Unusual patterns of susceptibility to degradation of DNA isolated from tissues in Peromyscus californicus.

Isolation of intact, high molecular weight genomic DNA from the livers of 2 subspecies of Peromyscus californicus without excessive degradation was typically unattainable, whereas highly intact DNA from livers of other Peromyscus (field mice) species is invariably obtained using the same isolation methods. Additionally, highly intact DNA was obtained from splenic tissues of adult P. californicus and hepatic tissue of juvenile animals, indicating that the phenomenon is tissue-specific and age-related.

Growth regulation in Peromyscus species hybrids: a test for mitochondrial-nuclear genomic interaction.

Interspecific hybridization of Peromyscus maniculatus (deer mouse) and P. polionotus (oldfield mouse) is accompanied by pronounced size differences between reciprocal F1 animals beginning in the fetus and continuing throughout life. Since the mitochondrial genome is inherited through the maternal line in Peromyscus, we tested the hypothesis that increased disparity between the species sources of mitochondrial and nuclear genomes within animals would exaggerate the reciprocal size effects through misregulation of growth, whereas species-compatible genomes were postulated to diminish the effect. Four series of backcrosses were established from females of the two reciprocal F1, while insuring continuity of the maternal mitochondrial composition at each generation. Size and weight measurements were made on neonatal, ten-day and six-month old animals through four or more backcross generations. Contrary to the hypothesis, deer mice with P. polionotus mitochondrial DNA, but 98% or more P. maniculatus nuclear composition, and animals with P. maniculatus mitochondria and principally P. polionotus nuclear genome regressed in mean size parameters to those of P. maniculatus and P. polionotus, respectively. Most of the regression was accounted for by the second backcross generation, and second and later backcross progeny did not differ significantly from the respective parental species controls. Maternal inheritance of mitochondrial DNA was confirmed by restriction enzyme analysis at the second and fifth backcross generation. Hybrid maternal effects in this Peromyscus cross are likely attributable to mechanisms other than nuclear-mitochondrial genomic interaction.

The evolution of coexisting highly divergent LINE-1 subfamilies within the rodent genus Peromyscus.

Two distinct members of the LINE-1 (L1) family in Peromyscus were characterized.
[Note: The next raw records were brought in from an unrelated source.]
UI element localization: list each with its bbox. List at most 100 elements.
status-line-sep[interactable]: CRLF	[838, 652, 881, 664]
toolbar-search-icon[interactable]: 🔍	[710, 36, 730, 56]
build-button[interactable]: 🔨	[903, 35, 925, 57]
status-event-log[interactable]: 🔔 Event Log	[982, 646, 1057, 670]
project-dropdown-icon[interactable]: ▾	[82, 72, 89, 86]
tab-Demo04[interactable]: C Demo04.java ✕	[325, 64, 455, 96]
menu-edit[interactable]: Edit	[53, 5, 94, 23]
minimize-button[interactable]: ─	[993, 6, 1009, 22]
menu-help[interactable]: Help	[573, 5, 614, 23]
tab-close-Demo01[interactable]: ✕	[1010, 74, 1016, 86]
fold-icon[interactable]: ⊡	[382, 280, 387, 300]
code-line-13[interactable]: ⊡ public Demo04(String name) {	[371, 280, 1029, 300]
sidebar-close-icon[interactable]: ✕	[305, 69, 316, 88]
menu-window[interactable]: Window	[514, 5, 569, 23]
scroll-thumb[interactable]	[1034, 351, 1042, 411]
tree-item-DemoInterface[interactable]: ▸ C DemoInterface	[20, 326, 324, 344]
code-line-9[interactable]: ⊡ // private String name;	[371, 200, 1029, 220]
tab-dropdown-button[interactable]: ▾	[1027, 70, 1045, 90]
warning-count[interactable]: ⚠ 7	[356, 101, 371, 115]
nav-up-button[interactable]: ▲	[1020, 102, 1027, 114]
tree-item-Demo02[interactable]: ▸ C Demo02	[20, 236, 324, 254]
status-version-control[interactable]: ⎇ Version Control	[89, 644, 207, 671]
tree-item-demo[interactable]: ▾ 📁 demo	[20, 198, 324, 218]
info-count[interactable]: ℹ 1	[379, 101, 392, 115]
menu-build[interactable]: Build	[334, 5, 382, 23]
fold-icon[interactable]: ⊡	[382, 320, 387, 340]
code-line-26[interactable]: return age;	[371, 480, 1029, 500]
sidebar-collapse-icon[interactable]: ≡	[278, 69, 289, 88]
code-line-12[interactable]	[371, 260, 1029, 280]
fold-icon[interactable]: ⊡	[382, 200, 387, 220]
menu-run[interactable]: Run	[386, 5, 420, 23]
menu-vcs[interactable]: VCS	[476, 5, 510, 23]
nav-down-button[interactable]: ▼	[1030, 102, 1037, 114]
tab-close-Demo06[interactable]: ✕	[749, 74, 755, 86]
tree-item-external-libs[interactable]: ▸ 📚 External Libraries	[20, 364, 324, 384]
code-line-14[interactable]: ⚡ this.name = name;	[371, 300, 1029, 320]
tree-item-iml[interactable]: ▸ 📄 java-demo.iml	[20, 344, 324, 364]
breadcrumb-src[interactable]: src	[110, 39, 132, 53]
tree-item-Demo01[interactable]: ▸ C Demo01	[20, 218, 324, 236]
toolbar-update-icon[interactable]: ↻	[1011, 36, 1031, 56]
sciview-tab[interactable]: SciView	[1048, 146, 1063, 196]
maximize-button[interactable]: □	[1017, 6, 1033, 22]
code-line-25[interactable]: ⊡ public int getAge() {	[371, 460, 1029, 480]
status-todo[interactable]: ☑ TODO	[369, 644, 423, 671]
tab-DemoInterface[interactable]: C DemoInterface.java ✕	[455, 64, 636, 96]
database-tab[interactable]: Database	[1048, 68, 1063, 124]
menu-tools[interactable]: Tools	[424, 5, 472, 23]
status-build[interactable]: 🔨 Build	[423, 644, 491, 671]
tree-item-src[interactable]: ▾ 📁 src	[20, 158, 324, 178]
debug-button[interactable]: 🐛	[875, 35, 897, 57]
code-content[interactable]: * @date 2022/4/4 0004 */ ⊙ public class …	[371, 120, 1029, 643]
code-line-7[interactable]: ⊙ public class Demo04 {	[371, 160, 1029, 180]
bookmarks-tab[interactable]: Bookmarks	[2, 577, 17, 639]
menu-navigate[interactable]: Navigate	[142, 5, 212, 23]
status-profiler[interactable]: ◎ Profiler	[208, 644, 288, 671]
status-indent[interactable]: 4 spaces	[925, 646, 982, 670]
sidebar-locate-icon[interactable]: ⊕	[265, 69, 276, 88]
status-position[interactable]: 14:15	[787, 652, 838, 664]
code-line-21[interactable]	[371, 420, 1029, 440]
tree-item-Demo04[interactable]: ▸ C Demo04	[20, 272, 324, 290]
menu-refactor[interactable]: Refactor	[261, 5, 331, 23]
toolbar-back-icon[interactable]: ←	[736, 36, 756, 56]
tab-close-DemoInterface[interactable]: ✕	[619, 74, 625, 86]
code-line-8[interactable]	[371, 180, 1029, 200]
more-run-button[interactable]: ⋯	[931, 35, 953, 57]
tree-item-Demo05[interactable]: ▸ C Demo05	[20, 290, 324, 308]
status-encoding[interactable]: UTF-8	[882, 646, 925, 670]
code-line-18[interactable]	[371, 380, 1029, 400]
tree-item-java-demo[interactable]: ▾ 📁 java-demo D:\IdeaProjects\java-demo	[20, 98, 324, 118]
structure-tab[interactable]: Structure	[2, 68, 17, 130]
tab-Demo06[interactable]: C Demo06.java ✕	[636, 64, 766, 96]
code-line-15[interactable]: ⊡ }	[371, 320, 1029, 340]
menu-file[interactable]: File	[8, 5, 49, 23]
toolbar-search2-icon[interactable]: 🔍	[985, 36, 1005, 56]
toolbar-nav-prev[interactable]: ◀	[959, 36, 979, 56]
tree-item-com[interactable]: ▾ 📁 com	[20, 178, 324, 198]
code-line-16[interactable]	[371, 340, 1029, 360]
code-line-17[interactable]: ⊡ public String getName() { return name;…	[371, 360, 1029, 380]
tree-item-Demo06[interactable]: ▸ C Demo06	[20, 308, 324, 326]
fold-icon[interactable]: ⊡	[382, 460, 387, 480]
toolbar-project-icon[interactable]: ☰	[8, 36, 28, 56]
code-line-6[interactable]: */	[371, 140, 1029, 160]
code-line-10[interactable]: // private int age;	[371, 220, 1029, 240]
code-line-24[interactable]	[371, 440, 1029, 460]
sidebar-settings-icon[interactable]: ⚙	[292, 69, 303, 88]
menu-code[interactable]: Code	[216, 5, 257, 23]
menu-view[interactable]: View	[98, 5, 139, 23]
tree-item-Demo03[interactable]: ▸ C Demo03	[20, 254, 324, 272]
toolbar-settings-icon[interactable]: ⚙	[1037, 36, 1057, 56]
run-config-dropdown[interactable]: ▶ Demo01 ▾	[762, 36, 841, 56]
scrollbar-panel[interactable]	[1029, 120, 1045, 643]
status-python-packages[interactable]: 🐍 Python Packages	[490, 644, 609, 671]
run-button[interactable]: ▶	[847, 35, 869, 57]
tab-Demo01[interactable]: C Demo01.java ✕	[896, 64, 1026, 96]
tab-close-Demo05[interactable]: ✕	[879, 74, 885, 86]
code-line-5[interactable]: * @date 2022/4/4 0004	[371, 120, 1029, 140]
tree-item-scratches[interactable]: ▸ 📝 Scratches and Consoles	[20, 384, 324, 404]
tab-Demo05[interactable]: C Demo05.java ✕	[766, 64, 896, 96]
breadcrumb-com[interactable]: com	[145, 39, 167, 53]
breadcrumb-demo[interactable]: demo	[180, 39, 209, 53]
The two clones, denoted L1Pm55 and L1Pm62, were 1.5 kb and 1.8 kb in length, respectively, and align to the identical region of the L1 sequence of Mus domesticus. Sequence similarity was on the order of 70% between L1Pm55 and L1Pm62, which approximates that between either Peromyscus sequence and Mus L1. L1Pm62 represents a more prevalent subfamily than L1Pm55. L1Pm62 exists in about 500 copies per haploid genome, while L1Pm55 exists in about 100 copies. The existence of major and minor subpopulations of L1 within Peromyscus is in contrast to murine rodents and higher primates, where L1 copy number is on the order of 20,000 to 100,000, and where levels of intraspecific divergence among L1 elements are typically less than 15-20%. Additional Peromyscus clones are similarly divergent from both L1Pm62 and L1Pm55, implying the existence of more than two distinct L1 subfamilies. The highly divergent L1 subfamilies in Peromyscus apparently have been evolving independently for more than 25 million years, preceding the divergence of cricetine and murine rodents. Investigations of the evolution of L1 within Peromyscus by restriction and Southern analysis was performed using species groups represented by the partially interfertile species pairs P. maniculatus-P. polionotus, P. leucopus-P. gossypinus, and P. truei-P. difficilis of the nominate subgenus and P. californicus of the Haplomylomys subgenus. Changes in L1 and species group taxonomic boundaries frequently coincided. The implications for phylogeny are discussed.